EX-5.1 3 tv508924_ex5-1.htm EXHIBIT 5.1

 

Exhibit 5.1

 

 

 

126 East King Street

Lancaster, PA 17602-2893

Tel 717-299-5201 Fax 717-291-4660

www.barley.com

 

 

  January 10, 2019

 

Citizens & Northern Corporation

90-92 Main Street

PO Box 58

Wellsboro, PA 16901

 

 

                Re:        Merger of Citizens & Northern Corporation and Monument Bancorp, Inc.

 

Dear Ladies and Gentlemen:

 

We have acted as counsel to Citizens & Northern Corporation, a Pennsylvania corporation (“C&N”), in connection with the registration under the Securities Act of 1933, as amended, by means of a registration statement on Form S-4 (the “Registration Statement”), of 1,318,062 shares (the “Shares”) of the $1.00 par value common stock of C&N (“C&N Common Stock”), which is the maximum number of shares to be issued by C&N pursuant to the terms of the Agreement and Plan of Merger, dated September 27, 2018 (the “Merger Agreement”), entered into between C&N and Monument Bancorp, Inc. (“Monument”).

 

The following transactions will occur upon consummation of the Merger Agreement: (i) each of the outstanding shares of the $1.00 par value common stock of Monument ("Monument Common Stock") will be converted into either (a) 1.0144 shares of C&N Common Stock or (b) cash in the amount of $28.10 per share, subject to the caveat that 20% of the outstanding Monument Common Stock shall be converted into the cash consideration; (ii) C&N will merge with Monument, with C&N surviving (the “Merger”); and (iii) Citizens & Northern Bank, the wholly-owned subsidiary of C&N, and Monument Bank, the wholly-owned subsidiary of Monument, will merge, with Citizens & Northern Bank surviving.

 

Except as otherwise indicated herein, capitalized terms used in this opinion letter are defined and set forth in the Merger Agreement.

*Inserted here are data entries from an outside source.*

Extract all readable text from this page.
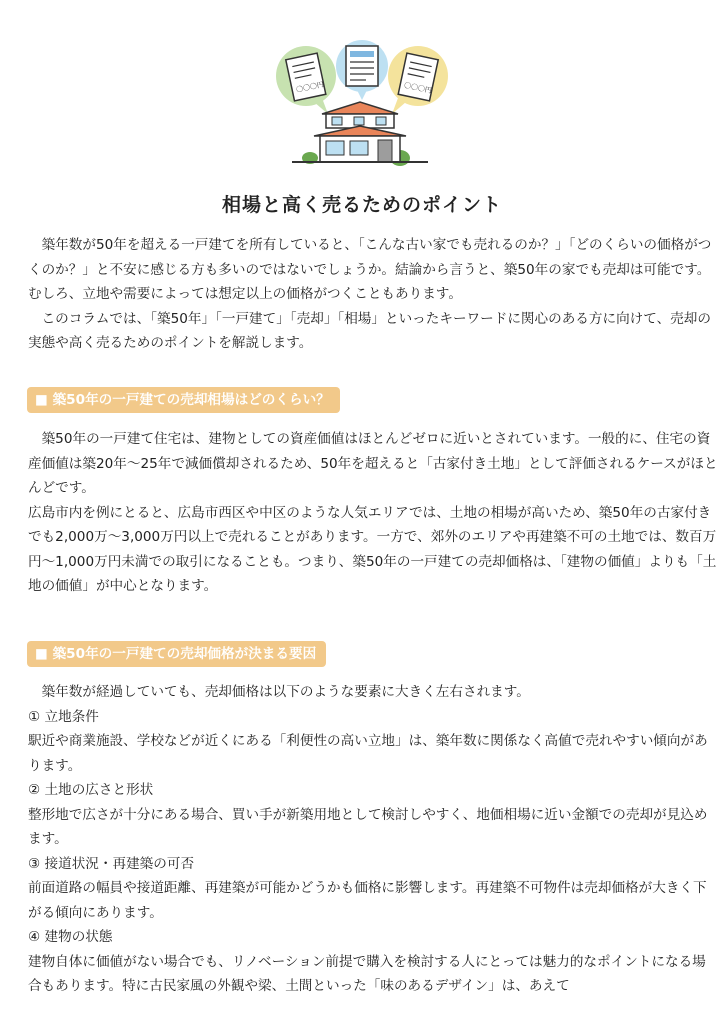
〇〇〇円	〇〇〇円
相場と高く売るためのポイント

築年数が50年を超える一戸建てを所有していると、「こんな古い家でも売れるのか？」「どのくらいの価格がつくのか？」と不安に感じる方も多いのではないでしょうか。結論から言うと、築50年の家でも売却は可能です。むしろ、立地や需要によっては想定以上の価格がつくこともあります。

このコラムでは、「築50年」「一戸建て」「売却」「相場」といったキーワードに関心のある方に向けて、売却の実態や高く売るためのポイントを解説します。

■ 築50年の一戸建ての売却相場はどのくらい？

築50年の一戸建て住宅は、建物としての資産価値はほとんどゼロに近いとされています。一般的に、住宅の資産価値は築20年〜25年で減価償却されるため、50年を超えると「古家付き土地」として評価されるケースがほとんどです。

広島市内を例にとると、広島市西区や中区のような人気エリアでは、土地の相場が高いため、築50年の古家付きでも2,000万〜3,000万円以上で売れることがあります。一方で、郊外のエリアや再建築不可の土地では、数百万円〜1,000万円未満での取引になることも。つまり、築50年の一戸建ての売却価格は、「建物の価値」よりも「土地の価値」が中心となります。

■ 築50年の一戸建ての売却価格が決まる要因

築年数が経過していても、売却価格は以下のような要素に大きく左右されます。

① 立地条件

駅近や商業施設、学校などが近くにある「利便性の高い立地」は、築年数に関係なく高値で売れやすい傾向があります。

② 土地の広さと形状

整形地で広さが十分にある場合、買い手が新築用地として検討しやすく、地価相場に近い金額での売却が見込めます。

③ 接道状況・再建築の可否

前面道路の幅員や接道距離、再建築が可能かどうかも価格に影響します。再建築不可物件は売却価格が大きく下がる傾向にあります。

④ 建物の状態

建物自体に価値がない場合でも、リノベーション前提で購入を検討する人にとっては魅力的なポイントになる場合もあります。特に古民家風の外観や梁、土間といった「味のあるデザイン」は、あえて
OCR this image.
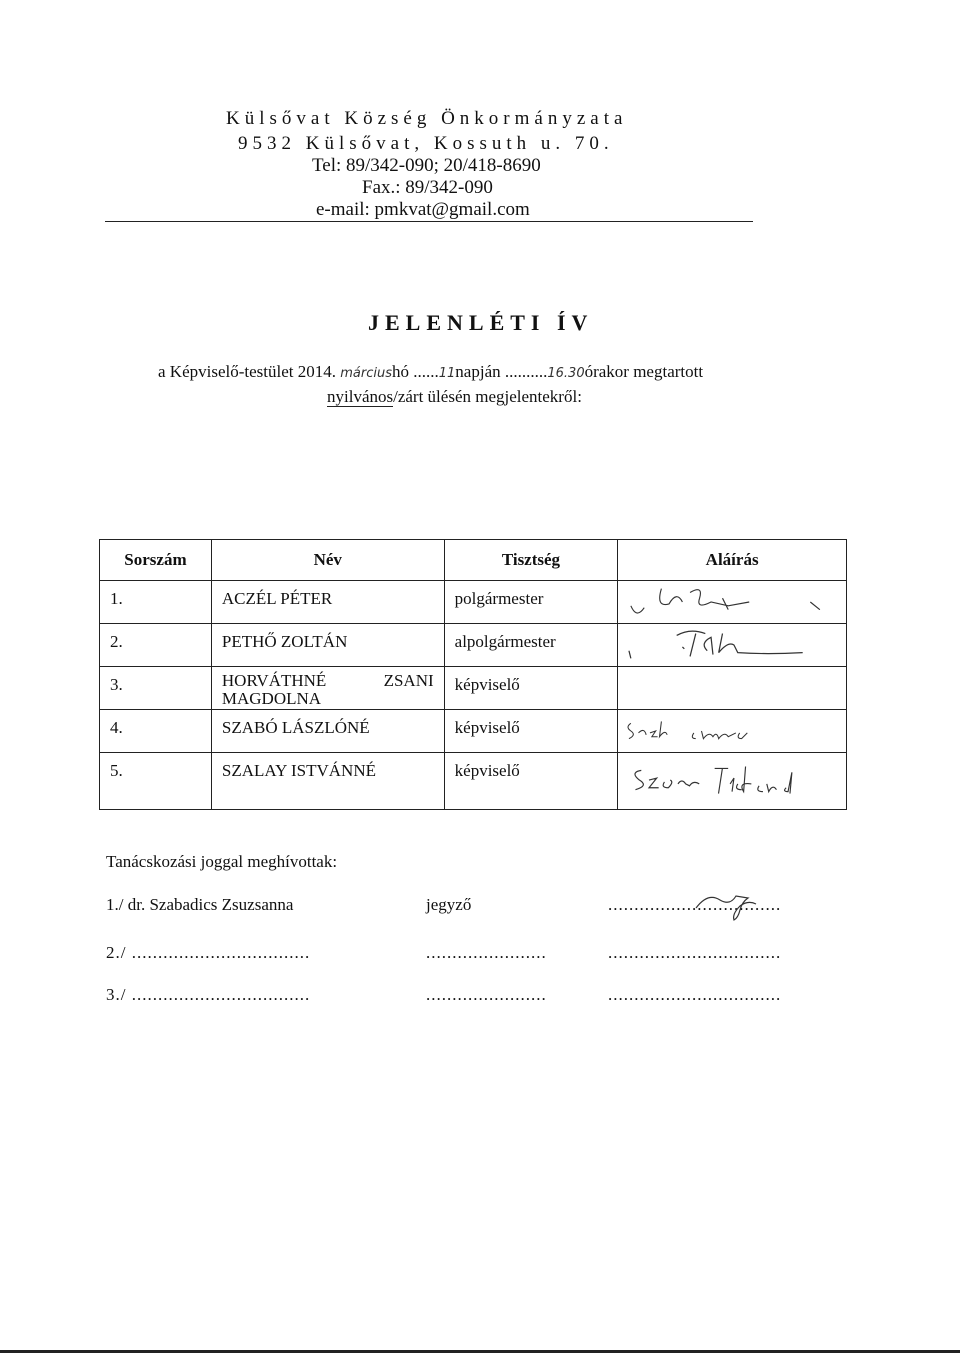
Külsővat Község Önkormányzata
9532 Külsővat, Kossuth u. 70.
Tel: 89/342-090; 20/418-8690
Fax.: 89/342-090
e-mail: pmkvat@gmail.com
JELENLÉTI ÍV
a Képviselő-testület 2014. márciushó ......11napján ..........16.30órakor megtartott
nyilvános/zárt ülésén megjelentekről:
Sorszám	Név	Tisztség	Aláírás

1.	ACZÉL PÉTER	polgármester

2.	PETHŐ ZOLTÁN	alpolgármester

3.	HORVÁTHNÉ ZSANI
MAGDOLNA	képviselő	

4.	SZABÓ LÁSZLÓNÉ	képviselő

5.	SZALAY ISTVÁNNÉ	képviselő

Tanácskozási joggal meghívottak:
1./ dr. Szabadics Zsuzsanna	jegyző	.................................
2./ ..................................	.......................	.................................
3./ ..................................	.......................	.................................
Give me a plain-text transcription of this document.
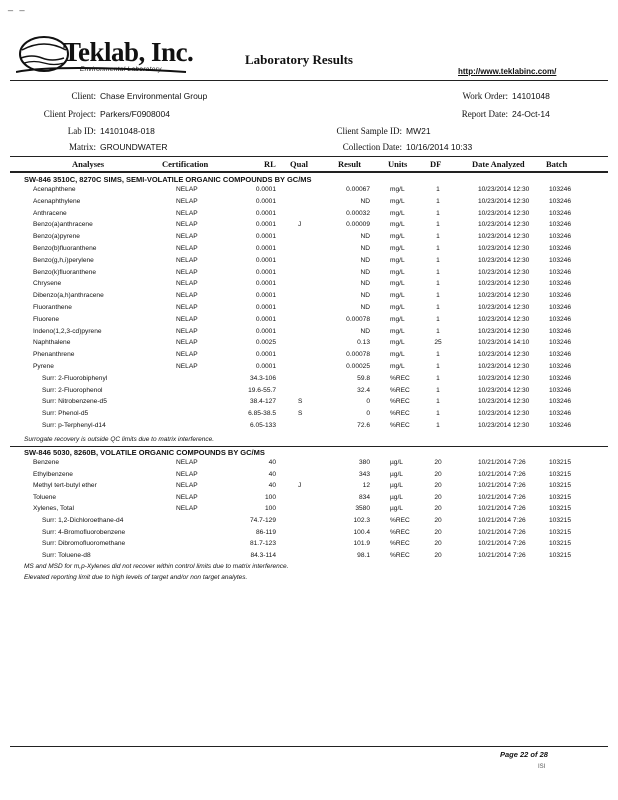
_ _
Teklab, Inc.
Environmental Laboratory
Laboratory Results
http://www.teklabinc.com/
Client: Chase Environmental Group	Work Order: 14101048
Client Project: Parkers/F0908004	Report Date: 24-Oct-14
Lab ID: 14101048-018	Client Sample ID: MW21
Matrix: GROUNDWATER	Collection Date: 10/16/2014 10:33
Analyses	Certification	RL Qual	Result	Units	DF	Date Analyzed	Batch
SW-846 3510C, 8270C SIMS, SEMI-VOLATILE ORGANIC COMPOUNDS BY GC/MS
Acenaphthene	NELAP	0.0001	0.00067	mg/L	1	10/23/2014 12:30	103246
Acenaphthylene	NELAP	0.0001	ND	mg/L	1	10/23/2014 12:30	103246
Anthracene	NELAP	0.0001	0.00032	mg/L	1	10/23/2014 12:30	103246
Benzo(a)anthracene	NELAP	0.0001	J	0.00009	mg/L	1	10/23/2014 12:30	103246
Benzo(a)pyrene	NELAP	0.0001	ND	mg/L	1	10/23/2014 12:30	103246
Benzo(b)fluoranthene	NELAP	0.0001	ND	mg/L	1	10/23/2014 12:30	103246
Benzo(g,h,i)perylene	NELAP	0.0001	ND	mg/L	1	10/23/2014 12:30	103246
Benzo(k)fluoranthene	NELAP	0.0001	ND	mg/L	1	10/23/2014 12:30	103246
Chrysene	NELAP	0.0001	ND	mg/L	1	10/23/2014 12:30	103246
Dibenzo(a,h)anthracene	NELAP	0.0001	ND	mg/L	1	10/23/2014 12:30	103246
Fluoranthene	NELAP	0.0001	ND	mg/L	1	10/23/2014 12:30	103246
Fluorene	NELAP	0.0001	0.00078	mg/L	1	10/23/2014 12:30	103246
Indeno(1,2,3-cd)pyrene	NELAP	0.0001	ND	mg/L	1	10/23/2014 12:30	103246
Naphthalene	NELAP	0.0025	0.13	mg/L	25	10/23/2014 14:10	103246
Phenanthrene	NELAP	0.0001	0.00078	mg/L	1	10/23/2014 12:30	103246
Pyrene	NELAP	0.0001	0.00025	mg/L	1	10/23/2014 12:30	103246
Surr: 2-Fluorobiphenyl	34.3-106	59.8	%REC	1	10/23/2014 12:30	103246
Surr: 2-Fluorophenol	19.6-55.7	32.4	%REC	1	10/23/2014 12:30	103246
Surr: Nitrobenzene-d5	38.4-127	S	0	%REC	1	10/23/2014 12:30	103246
Surr: Phenol-d5	6.85-38.5	S	0	%REC	1	10/23/2014 12:30	103246
Surr: p-Terphenyl-d14	6.05-133	72.6	%REC	1	10/23/2014 12:30	103246
Surrogate recovery is outside QC limits due to matrix interference.
SW-846 5030, 8260B, VOLATILE ORGANIC COMPOUNDS BY GC/MS
Benzene	NELAP	40	380	µg/L	20	10/21/2014 7:26	103215
Ethylbenzene	NELAP	40	343	µg/L	20	10/21/2014 7:26	103215
Methyl tert-butyl ether	NELAP	40	J	12	µg/L	20	10/21/2014 7:26	103215
Toluene	NELAP	100	834	µg/L	20	10/21/2014 7:26	103215
Xylenes, Total	NELAP	100	3580	µg/L	20	10/21/2014 7:26	103215
Surr: 1,2-Dichloroethane-d4	74.7-129	102.3	%REC	20	10/21/2014 7:26	103215
Surr: 4-Bromofluorobenzene	86-119	100.4	%REC	20	10/21/2014 7:26	103215
Surr: Dibromofluoromethane	81.7-123	101.9	%REC	20	10/21/2014 7:26	103215
Surr: Toluene-d8	84.3-114	98.1	%REC	20	10/21/2014 7:26	103215
MS and MSD for m,p-Xylenes did not recover within control limits due to matrix interference.
Elevated reporting limit due to high levels of target and/or non target analytes.
Page 22 of 28
ISI
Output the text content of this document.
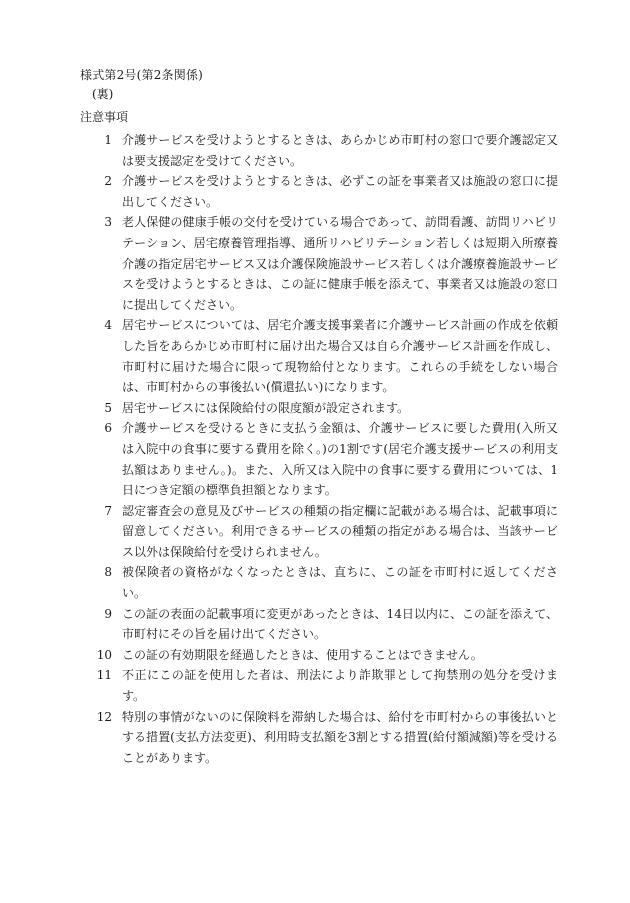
様式第2号(第2条関係)
(裏)
注意事項
1 介護サービスを受けようとするときは、あらかじめ市町村の窓口で要介護認定又は要支援認定を受けてください。
2 介護サービスを受けようとするときは、必ずこの証を事業者又は施設の窓口に提出してください。
3 老人保健の健康手帳の交付を受けている場合であって、訪問看護、訪問リハビリテーション、居宅療養管理指導、通所リハビリテーション若しくは短期入所療養介護の指定居宅サービス又は介護保険施設サービス若しくは介護療養施設サービスを受けようとするときは、この証に健康手帳を添えて、事業者又は施設の窓口に提出してください。
4 居宅サービスについては、居宅介護支援事業者に介護サービス計画の作成を依頼した旨をあらかじめ市町村に届け出た場合又は自ら介護サービス計画を作成し、市町村に届けた場合に限って現物給付となります。これらの手続をしない場合は、市町村からの事後払い(償還払い)になります。
5 居宅サービスには保険給付の限度額が設定されます。
6 介護サービスを受けるときに支払う金額は、介護サービスに要した費用(入所又は入院中の食事に要する費用を除く。)の1割です(居宅介護支援サービスの利用支払額はありません。)。また、入所又は入院中の食事に要する費用については、1日につき定額の標準負担額となります。
7 認定審査会の意見及びサービスの種類の指定欄に記載がある場合は、記載事項に留意してください。利用できるサービスの種類の指定がある場合は、当該サービス以外は保険給付を受けられません。
8 被保険者の資格がなくなったときは、直ちに、この証を市町村に返してください。
9 この証の表面の記載事項に変更があったときは、14日以内に、この証を添えて、市町村にその旨を届け出てください。
10 この証の有効期限を経過したときは、使用することはできません。
11 不正にこの証を使用した者は、刑法により詐欺罪として拘禁刑の処分を受けます。
12 特別の事情がないのに保険料を滞納した場合は、給付を市町村からの事後払いとする措置(支払方法変更)、利用時支払額を3割とする措置(給付額減額)等を受けることがあります。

Our opinions herein are subject to the following conditions and assumptions:

 

(1) All conditions precedent to the obligations of C&N and Monument, as set forth in the Merger Agreement, will have been satisfied at the time of the Merger;

 

(2) All covenants required to be performed by C&N and Monument on or before the date of consummation of the Merger, as set forth in the Merger Agreement, will have been performed by them as of such date; and

 

(3) The Shares of C&N Common Stock will be issued, and the Merger will be consummated, in strict accordance with the terms of the Merger Agreement.

 

Based upon and subject to the foregoing, we are of the opinion that the Shares of C&N Common Stock to be issued in connection with the Merger are duly authorized, and, when issued as provided in the Merger Agreement, will be legally issued, fully paid and nonassessable.

 

 

 

 

We hereby consent to the use of this Opinion in the Registration Statement, and we further consent to the reference to our name in the proxy statement/ prospectus included as part of the Registration Statement, under the caption “Legal Matters”.